El camarero dejó la cuenta encima de la mesa; Arthur quiso cogerla pero Lauren se la llevó con un gesto más veloz que el suyo.

– Aprecio su caballerosidad -dijo-, pero ni se le ocurra; lo único que ha consumido usted aquí son mis palabras. No soy feminista, pero pienso que existen ciertos límites.

Arthur no tuvo tiempo de discutir, pues Lauren ya le había entregado su tarjeta de crédito al empleado del restaurante.

– Debería volver a trabajar -dijo Lauren-, y al mismo tiempo no me apetece para nada.

– Entonces, vamos de paseo, hace un día magnífico y a mí no me apetece para nada que trabaje.

Ella apartó la silla y se levantó.

– Acepto la proposición.

El camarero sacudió la cabeza cuando salieron del establecimiento.

Ella quería ir al parque del Presidio, le encantaba vagar bajo las grandes secuoyas. A menudo, bajaba hasta el saliente de tierra donde se anclaba uno de los pilotes del Golden Gate. Arthur conocía bien el lugar. Desde allí, el puente suspendido se extendía entre la bahía y el océano como una línea trazada en el cielo.

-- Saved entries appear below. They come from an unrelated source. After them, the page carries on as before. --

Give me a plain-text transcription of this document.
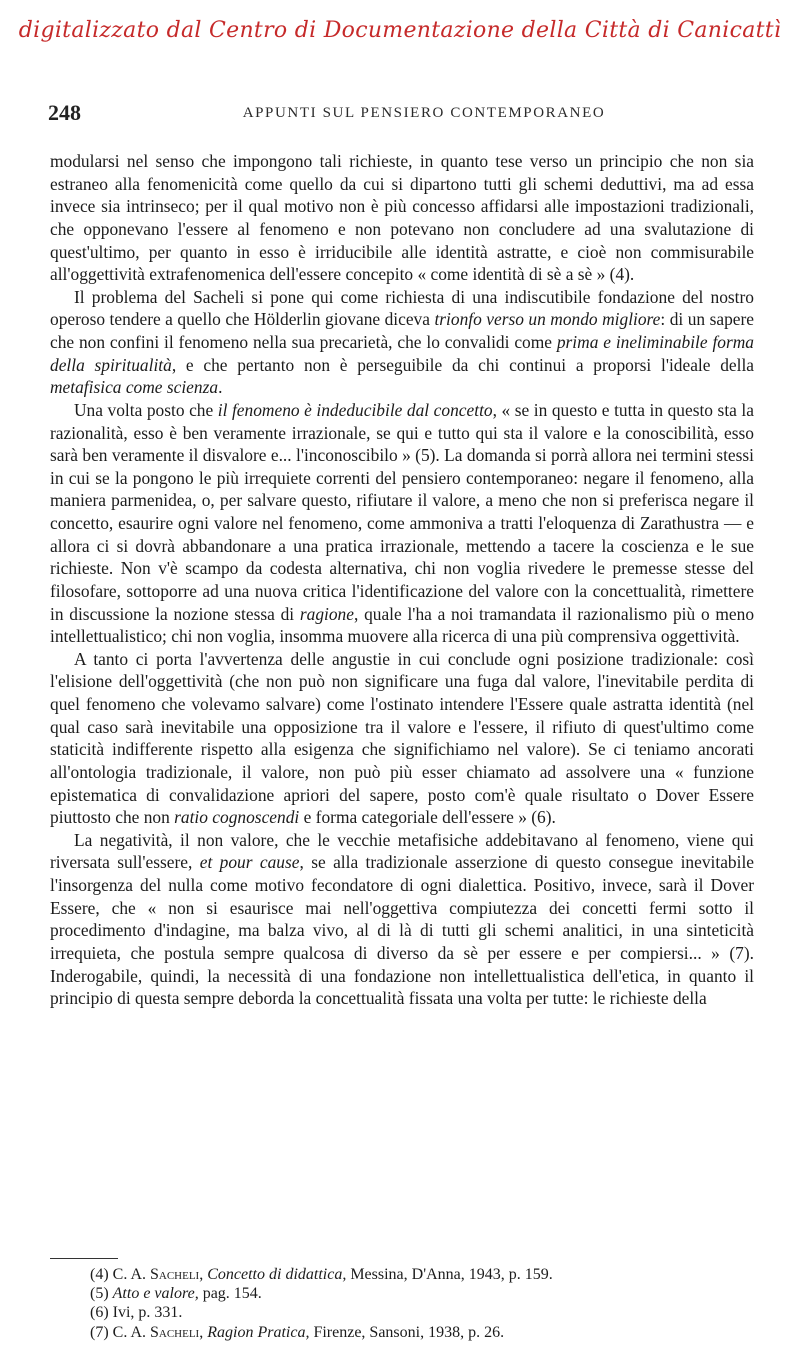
digitalizzato dal Centro di Documentazione della Città di Canicattì
248	APPUNTI SUL PENSIERO CONTEMPORANEO

modularsi nel senso che impongono tali richieste, in quanto tese verso un principio che non sia estraneo alla fenomenicità come quello da cui si dipartono tutti gli schemi deduttivi, ma ad essa invece sia intrinseco; per il qual motivo non è più concesso affidarsi alle impostazioni tradizionali, che opponevano l'essere al fenomeno e non potevano non concludere ad una svalutazione di quest'ultimo, per quanto in esso è irriducibile alle identità astratte, e cioè non commisurabile all'oggettività extrafenomenica dell'essere concepito « come identità di sè a sè » (4).

Il problema del Sacheli si pone qui come richiesta di una indiscutibile fondazione del nostro operoso tendere a quello che Hölderlin giovane diceva trionfo verso un mondo migliore: di un sapere che non confini il fenomeno nella sua precarietà, che lo convalidi come prima e ineliminabile forma della spiritualità, e che pertanto non è perseguibile da chi continui a proporsi l'ideale della metafisica come scienza.

Una volta posto che il fenomeno è indeducibile dal concetto, « se in questo e tutta in questo sta la razionalità, esso è ben veramente irrazionale, se qui e tutto qui sta il valore e la conoscibilità, esso sarà ben veramente il disvalore e... l'inconoscibilo » (5). La domanda si porrà allora nei termini stessi in cui se la pongono le più irrequiete correnti del pensiero contemporaneo: negare il fenomeno, alla maniera parmenidea, o, per salvare questo, rifiutare il valore, a meno che non si preferisca negare il concetto, esaurire ogni valore nel fenomeno, come ammoniva a tratti l'eloquenza di Zarathustra — e allora ci si dovrà abbandonare a una pratica irrazionale, mettendo a tacere la coscienza e le sue richieste. Non v'è scampo da codesta alternativa, chi non voglia rivedere le premesse stesse del filosofare, sottoporre ad una nuova critica l'identificazione del valore con la concettualità, rimettere in discussione la nozione stessa di ragione, quale l'ha a noi tramandata il razionalismo più o meno intellettualistico; chi non voglia, insomma muovere alla ricerca di una più comprensiva oggettività.

A tanto ci porta l'avvertenza delle angustie in cui conclude ogni posizione tradizionale: così l'elisione dell'oggettività (che non può non significare una fuga dal valore, l'inevitabile perdita di quel fenomeno che volevamo salvare) come l'ostinato intendere l'Essere quale astratta identità (nel qual caso sarà inevitabile una opposizione tra il valore e l'essere, il rifiuto di quest'ultimo come staticità indifferente rispetto alla esigenza che significhiamo nel valore). Se ci teniamo ancorati all'ontologia tradizionale, il valore, non può più esser chiamato ad assolvere una « funzione epistematica di convalidazione apriori del sapere, posto com'è quale risultato o Dover Essere piuttosto che non ratio cognoscendi e forma categoriale dell'essere » (6).

La negatività, il non valore, che le vecchie metafisiche addebitavano al fenomeno, viene qui riversata sull'essere, et pour cause, se alla tradizionale asserzione di questo consegue inevitabile l'insorgenza del nulla come motivo fecondatore di ogni dialettica. Positivo, invece, sarà il Dover Essere, che « non si esaurisce mai nell'oggettiva compiutezza dei concetti fermi sotto il procedimento d'indagine, ma balza vivo, al di là di tutti gli schemi analitici, in una sinteticità irrequieta, che postula sempre qualcosa di diverso da sè per essere e per compiersi... » (7). Inderogabile, quindi, la necessità di una fondazione non intellettualistica dell'etica, in quanto il principio di questa sempre deborda la concettualità fissata una volta per tutte: le richieste della

(4) C. A. Sacheli, Concetto di didattica, Messina, D'Anna, 1943, p. 159.

(5) Atto e valore, pag. 154.

(6) Ivi, p. 331.

(7) C. A. Sacheli, Ragion Pratica, Firenze, Sansoni, 1938, p. 26.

Lauren tenía que ir a buscar a su perra. Arthur le prometió que la esperaría allí y ella lo dejó al final del malecón; la vio alejarse sin decir nada. Hay momentos que tienen cierto sabor a eternidad.

Capítulo 15

La esperó al pie del puente, sentado en un murito de ladrillos. En aquel lugar, las olas del océano chocaban con las de la bahía en un combate que duraba desde la noche de los tiempos.

– ¿Le he hecho esperar mucho? -se disculpó ella.

– ¿Dónde está Kali?

– No tengo ni la menor idea, mi madre no estaba. ¿Sabe cómo se llama?

– Venga, vamos a caminar por el otro lado del puente, tengo ganas de ver el mar -contestó Arthur.

Ascendieron una colina y la volvieron a bajar por la otra vertiente. Abajo, la playa se extendía kilómetros y kilómetros.

Caminaron junto al agua.

– Usted es diferente -dijo Lauren.

– ¿De quién?

– De nadie en particular.

– Eso no es muy difícil.

– No sea idiota.

– ¿Hay algo en mí que la irrite?

– No, nada; siempre parece tan sereno, eso es todo.

– ¿Y es un defecto?

– No, pero resulta muy desconcertante, como si para usted nada fuera un problema.

– Me gusta buscar soluciones; es cosa de familia, mi madre era igual que yo.

– ¿Echa de menos a sus padres?

– A él apenas tuve tiempo de conocerlo. Mi madre tenía una forma especial de ver la vida… diferente, como usted dice.

Arthur se agachó para coger un poco de arena.

– Un día -dijo-, me encontré en el jardín una moneda de un dólar y me pareció que era increíblemente rico. Corrí hacia ella con mi tesoro oculto en la palma de la mano. Se lo enseñé, orgullosísimo de mi descubrimiento. Después de escuchar cómo le dictaba una lista de cosas que iba a comprar con semejante fortuna, ella me volvió a cerrar los dedos sobre la moneda, le dio la vuelta a mi mano con delicadeza y me pidió que la abriera.